A pesar del comentario de Gertrudis, ni ella ni Reme estaban educadas para tomar decisiones. En cambio, la rebeldía de Susana, forjada también durante una educación machista, superaba la sumisión que debía a sus salvadores y cuidadores, los hombres. Amén de otros sentimientos íntimos, algunos inconfesables en aquella época. Decidir es fácil, cuando va la vida en ello, es más un reflejo, pero convertir ese instinto en algo cotidiano es más difícil para aquel que ha sido machacado para actuar como títere en manos de padres, hermanos, novios, jefes, señoritos a los que servir, señores a los que agradar. Por ello, al final, quien tuvo que decidir fue Susana que, al haber estado en un internado de monjas se había tenido que buscar la vida y defenderse de tanta mentira y tanta agresión religiosa y machista, aunque esto último parezca mentira.
—A ver, ¿qué pensáis dar a mi tía, y que lo veis tan claro? Parece que estáis en deuda con ella por estar aquí.
—Es ques verdá.
—Y dale con la verdá —en esta ocasión Susana se enfadó—. ¿Que cuánto?
—Y yo que sé, Susana. No tengo nidea.
—Anda que yo. Nunca he tenío que pagar a naide par vivir o estar en su casa. En ca doña Virtudes, me pagaban poco, pero me pagaban. Y en ca desta no me quieren coger na por vivir allí.
—Vamos cuna sepa, no te pagaba mucho doña Consuelo —comentó Reme.
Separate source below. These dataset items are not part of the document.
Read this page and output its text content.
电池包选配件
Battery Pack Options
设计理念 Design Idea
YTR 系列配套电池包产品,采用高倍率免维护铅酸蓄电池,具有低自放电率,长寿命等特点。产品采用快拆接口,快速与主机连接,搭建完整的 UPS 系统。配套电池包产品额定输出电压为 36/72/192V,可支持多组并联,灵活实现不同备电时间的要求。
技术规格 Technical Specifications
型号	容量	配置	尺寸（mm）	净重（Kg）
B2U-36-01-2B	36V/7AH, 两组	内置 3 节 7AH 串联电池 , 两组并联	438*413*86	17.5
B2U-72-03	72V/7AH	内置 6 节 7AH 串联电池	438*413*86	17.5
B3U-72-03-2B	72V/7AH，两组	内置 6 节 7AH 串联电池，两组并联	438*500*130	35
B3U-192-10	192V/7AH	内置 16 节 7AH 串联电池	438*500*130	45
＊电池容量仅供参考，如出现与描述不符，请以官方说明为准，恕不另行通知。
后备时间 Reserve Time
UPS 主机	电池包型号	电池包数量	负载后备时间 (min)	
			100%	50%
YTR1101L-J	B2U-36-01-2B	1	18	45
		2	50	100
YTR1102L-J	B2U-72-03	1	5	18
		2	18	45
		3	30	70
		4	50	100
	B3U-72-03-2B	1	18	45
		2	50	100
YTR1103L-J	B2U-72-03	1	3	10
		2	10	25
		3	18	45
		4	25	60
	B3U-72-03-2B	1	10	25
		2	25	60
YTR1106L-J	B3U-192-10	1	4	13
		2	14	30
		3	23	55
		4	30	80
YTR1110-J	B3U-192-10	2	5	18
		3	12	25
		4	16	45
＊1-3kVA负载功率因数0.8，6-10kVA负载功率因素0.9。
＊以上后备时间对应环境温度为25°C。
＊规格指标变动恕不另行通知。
—Que en gloria esté —dijo con sorna Susana.
—Y en mi casa, quiba a pagar si salí con pañales. No macuerdo ni de la cara de mis padres.
—Total que le toca a la menda decidir, ¿no?
—Claro. Yo sé coser más que tú y tayudo. Pues tú sabes más destas cosas y nos ayudas.
—Yo sé lo mismo que vosotras.
—Pero eres más dispuesta y has estudiao —le regaló los oídos Gertru.
—Bueno, sea, dejadme pensar un momento…—se convenció enseguida.
Cada modistilla con la labor en su regazo, se fue con la cabeza donde le llevaron sus sentimientos. Reme viajó a Pozuelo de Alarcón, a la casa de Huerta Baja. Gertru se fue más cerca, a la casa de Españoleto, al primero derecha del número cuatro, y Susana, por el contrario, se quedó donde estaba. Al rato argumentó una idea. Así funcionaba la mente de la muchacha que soñaba nombre de niña en su almohada(6)
. Buscaba argumentos para convencer a quien representaba un problema, en vez de buscar soluciones, y de esa forma, las encontraba sin buscarlas.
—Vamos a ver, he pensado que paguemos a mi tía tres pesetas al mes.
—Pos me paece bien.
—Y a mí.
—No, esperar un momento, quiero decir una peseta cada una, que no es lo mismo.
—¿Ah, no? Yo pensaba que sí.
—No, verás, como yo soy su sobrina, no me puede cobrar. Así que sólo la daremos dos.
—Mejor.
—Y no te falta razón.
—Ni mentimos —ironizó Susana
[Continuará]
(1) [Volver] La idea es de Varinia: “27 de julio de 2015, 17:57. «Buen lunes, me gusta mucho el giro que está tomando la historia. El Cirilo, un adelantado a su tiempo. Muy bien [...]»”.
(2) [Volver]
La hebra de Marimoco. «[...]. La hebra de Mari-moco, que cosió siete camisas y aún le sobró un poco. Se les dice a las mujeres que, para coser una pequeñez, enhebran un hilo muy largo). [...]». Refranes y adagios - cantares y jotas - dichos y frases proverbiales, Segunda serie, de José Mª Iribarren, pág. 242.
(3)
[Volver]
La caridad bien entendida empieza por uno mismo. En el Diccionario de Autoridades, tomo I, 1737, pág. 309, edición facsímil, ed. Gredos, 2002, encontramos el origen de este proverbio: «[...]. La charidád bien ordenada empieza por sí mismo. Refr. traducido del Latin, con que se significa ser obligacion ò prudencia no hacer bien à otros con detrimento proprio. Lat. Charitas bene ordinata à semetipso incipit. [...]».
(4) [Volver]
Por el interés te quiero Andrés. Según el CVC este refrán es de fuente oral, aunque también cita que no es de uso frecuente, de lo cual difiero. Por otro lado en el Refranero Latino de Jesús Cantera Ortiz de Urbina, éste menciona que su origen es latino, pero más en cuanto al sentido que en cuanto a la forma, porque «[...]. Diligo te, non pro te; sed pro tua re [...]».” no tiene nada que ver con nuestro Andrés. Como para tantos otros refranes, la gente que formó nuestro idioma, se buscó una rima para hacer más sonoro o más simpático el dicho. En este caso, el tal Andrés sólo es culpable de hacer asonancia con interés.
(5)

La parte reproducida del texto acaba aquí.